Sam Inglot, deputy director of the liberal advocacy group Progress Michigan, part of a counter-campaign called “For MI Kids, For Our Schools,” described the townhall conversation as whitewashing the catastrophic effect DeVos’ plan would have on both public school and general public services budgets in the state.

“This has been DeVos’ MO for decades,” said Inglot. “And now it’s happening alongside a lot of anti-LGBTQ rhetoric and attacks on honesty in education and accurately teaching the history of America.”

Not only is this “backdoor voucher scheme” insidious, Inglot continued, but so is the process by which DeVos, and the Michigan legislators she has funded for years, are pushing the initiative. “This is legislation that went through the normal checks and balances of government and was vetoed,” he said. “Essentially what they’re trying to do is buy a piece of legislation.” They are also, he said, trying to circumvent the will of the public. “If the organizers [of Let MI Kids Learn] have their way, the people of Michigan will never have a chance to vote on this.”

Many Republican politicians and advocates have become more open about the long-term goals of their educational culture wars over the past year.

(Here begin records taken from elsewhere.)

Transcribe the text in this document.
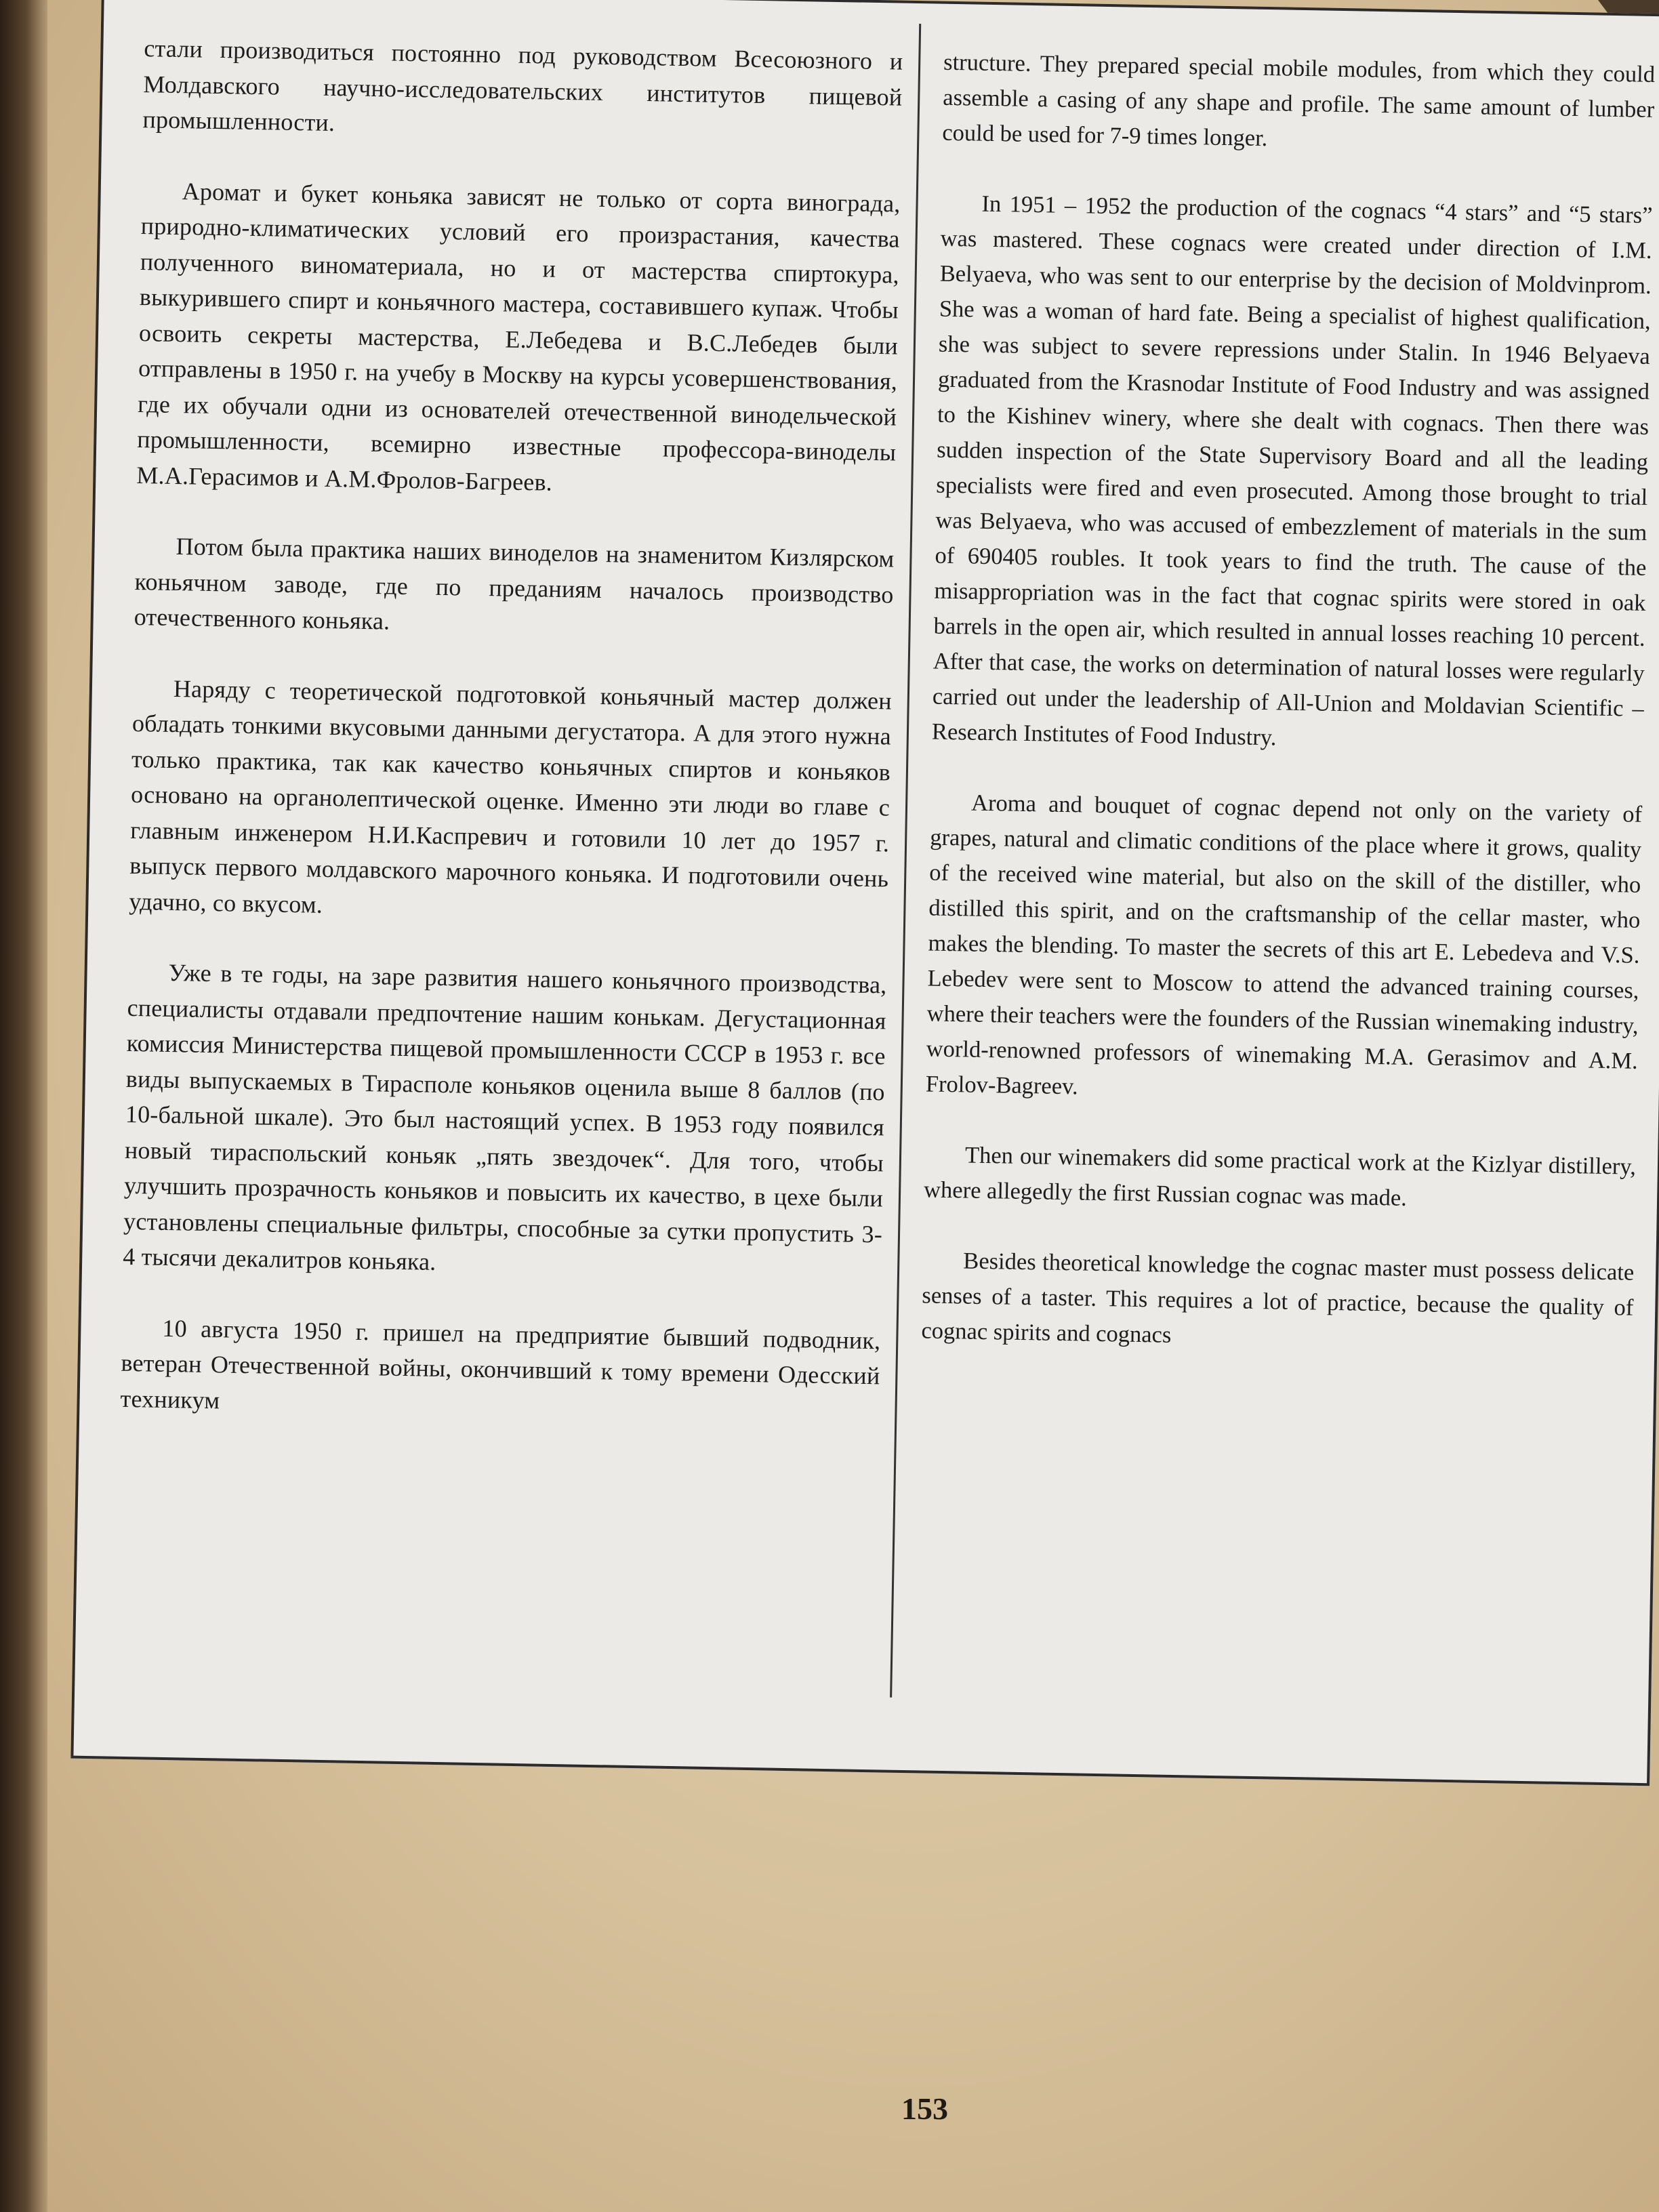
стали производиться постоянно под руководством Всесоюзного и Молдавского научно-исследовательских институтов пищевой промышленности.

Аромат и букет коньяка зависят не только от сорта винограда, природно-климатических условий его произрастания, качества полученного виноматериала, но и от мастерства спиртокура, выкурившего спирт и коньячного мастера, составившего купаж. Чтобы освоить секреты мастерства, Е.Лебедева и В.С.Лебедев были отправлены в 1950 г. на учебу в Москву на курсы усовершенствования, где их обучали одни из основателей отечественной винодельческой промышленности, всемирно известные профессора-виноделы М.А.Герасимов и А.М.Фролов-Багреев.

Потом была практика наших виноделов на знаменитом Кизлярском коньячном заводе, где по преданиям началось производство отечественного коньяка.

Наряду с теоретической подготовкой коньячный мастер должен обладать тонкими вкусовыми данными дегустатора. А для этого нужна только практика, так как качество коньячных спиртов и коньяков основано на органолептической оценке. Именно эти люди во главе с главным инженером Н.И.Каспревич и готовили 10 лет до 1957 г. выпуск первого молдавского марочного коньяка. И подготовили очень удачно, со вкусом.

Уже в те годы, на заре развития нашего коньячного производства, специалисты отдавали предпочтение нашим конькам. Дегустационная комиссия Министерства пищевой промышленности СССР в 1953 г. все виды выпускаемых в Тирасполе коньяков оценила выше 8 баллов (по 10-бальной шкале). Это был настоящий успех. В 1953 году появился новый тираспольский коньяк „пять звездочек“. Для того, чтобы улучшить прозрачность коньяков и повысить их качество, в цехе были установлены специальные фильтры, способные за сутки пропустить 3-4 тысячи декалитров коньяка.

10 августа 1950 г. пришел на предприятие бывший подводник, ветеран Отечественной войны, окончивший к тому времени Одесский техникум

structure. They prepared special mobile modules, from which they could assemble a casing of any shape and profile. The same amount of lumber could be used for 7-9 times longer.

In 1951 – 1952 the production of the cognacs “4 stars” and “5 stars” was mastered. These cognacs were created under direction of I.M. Belyaeva, who was sent to our enterprise by the decision of Moldvinprom. She was a woman of hard fate. Being a specialist of highest qualification, she was subject to severe repressions under Stalin. In 1946 Belyaeva graduated from the Krasnodar Institute of Food Industry and was assigned to the Kishinev winery, where she dealt with cognacs. Then there was sudden inspection of the State Supervisory Board and all the leading specialists were fired and even prosecuted. Among those brought to trial was Belyaeva, who was accused of embezzlement of materials in the sum of 690405 roubles. It took years to find the truth. The cause of the misappropriation was in the fact that cognac spirits were stored in oak barrels in the open air, which resulted in annual losses reaching 10 percent. After that case, the works on determination of natural losses were regularly carried out under the leadership of All-Union and Moldavian Scientific – Research Institutes of Food Industry.

Aroma and bouquet of cognac depend not only on the variety of grapes, natural and climatic conditions of the place where it grows, quality of the received wine material, but also on the skill of the distiller, who distilled this spirit, and on the craftsmanship of the cellar master, who makes the blending. To master the secrets of this art E. Lebedeva and V.S. Lebedev were sent to Moscow to attend the advanced training courses, where their teachers were the founders of the Russian winemaking industry, world-renowned professors of winemaking M.A. Gerasimov and A.M. Frolov-Bagreev.

Then our winemakers did some practical work at the Kizlyar distillery, where allegedly the first Russian cognac was made.

Besides theoretical knowledge the cognac master must possess delicate senses of a taster. This requires a lot of practice, because the quality of cognac spirits and cognacs

153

In 2021, Florida Commissioner of Education Richard Corcoran declared that Republicans would win the political “war” in education, while The plan was to attract so many students from public schools that they no longer exist. damage to the systemIt would be permanent. This month, Chris Rufo, the Manhattan Institute fellow who turned “critical race theory” into an amazingly effective political scapegoat, bluntly explained that “to get universal school choice you really need to operate from a premise of universal public school distrust.”

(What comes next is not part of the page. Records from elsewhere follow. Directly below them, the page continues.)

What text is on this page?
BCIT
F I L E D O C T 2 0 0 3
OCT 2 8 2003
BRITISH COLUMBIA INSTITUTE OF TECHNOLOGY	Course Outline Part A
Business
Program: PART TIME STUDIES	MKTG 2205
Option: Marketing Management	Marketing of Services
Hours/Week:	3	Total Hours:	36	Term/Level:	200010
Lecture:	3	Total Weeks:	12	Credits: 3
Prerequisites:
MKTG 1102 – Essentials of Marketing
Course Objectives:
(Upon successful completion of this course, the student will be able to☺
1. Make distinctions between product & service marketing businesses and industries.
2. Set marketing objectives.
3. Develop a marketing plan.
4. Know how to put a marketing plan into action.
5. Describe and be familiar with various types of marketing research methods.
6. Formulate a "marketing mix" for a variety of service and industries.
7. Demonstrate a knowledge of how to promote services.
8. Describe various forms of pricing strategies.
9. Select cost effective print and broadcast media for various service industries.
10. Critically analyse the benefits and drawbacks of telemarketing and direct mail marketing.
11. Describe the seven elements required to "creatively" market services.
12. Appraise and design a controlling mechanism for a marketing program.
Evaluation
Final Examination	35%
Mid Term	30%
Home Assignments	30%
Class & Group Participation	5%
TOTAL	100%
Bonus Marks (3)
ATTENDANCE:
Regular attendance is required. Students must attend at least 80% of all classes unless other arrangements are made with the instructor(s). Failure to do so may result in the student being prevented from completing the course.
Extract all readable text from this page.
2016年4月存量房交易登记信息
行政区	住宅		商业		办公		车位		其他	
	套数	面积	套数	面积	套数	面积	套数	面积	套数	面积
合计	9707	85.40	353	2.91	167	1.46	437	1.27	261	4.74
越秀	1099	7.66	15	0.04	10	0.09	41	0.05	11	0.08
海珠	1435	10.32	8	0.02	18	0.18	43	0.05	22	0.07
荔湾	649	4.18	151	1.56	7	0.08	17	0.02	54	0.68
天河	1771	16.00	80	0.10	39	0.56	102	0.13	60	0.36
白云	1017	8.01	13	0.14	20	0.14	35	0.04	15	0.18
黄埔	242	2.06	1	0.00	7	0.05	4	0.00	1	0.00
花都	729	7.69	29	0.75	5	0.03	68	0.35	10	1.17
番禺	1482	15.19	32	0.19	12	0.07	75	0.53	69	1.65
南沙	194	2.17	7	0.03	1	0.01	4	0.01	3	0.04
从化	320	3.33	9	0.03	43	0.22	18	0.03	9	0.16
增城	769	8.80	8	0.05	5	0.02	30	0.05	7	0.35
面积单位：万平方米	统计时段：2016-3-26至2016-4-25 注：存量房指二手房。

State Sen. Dayna Polehanki, the Democratic minority vice-chair of Michigan’s Senate Education and Career Readiness Committee, said that after the difficult time many parents had during the pandemic, “DeVos sees an opportunity here… She smells blood in the water.”

Polehanki also warned that the Let MI Kids Learn initiative is being pushed by paid petition circulators who aren’t legally required to accurately describe the measures they’re promoting. Some have lied, claiming the measure would “help special-ed kids in Michigan.”

“That’s absolutely legal and it’s absolutely what they might do,” she continued. “But what you’re really signing is one of a long line of attempts by Betsy DeVos and her GOP mega-donors to flout the Michigan Constitution.”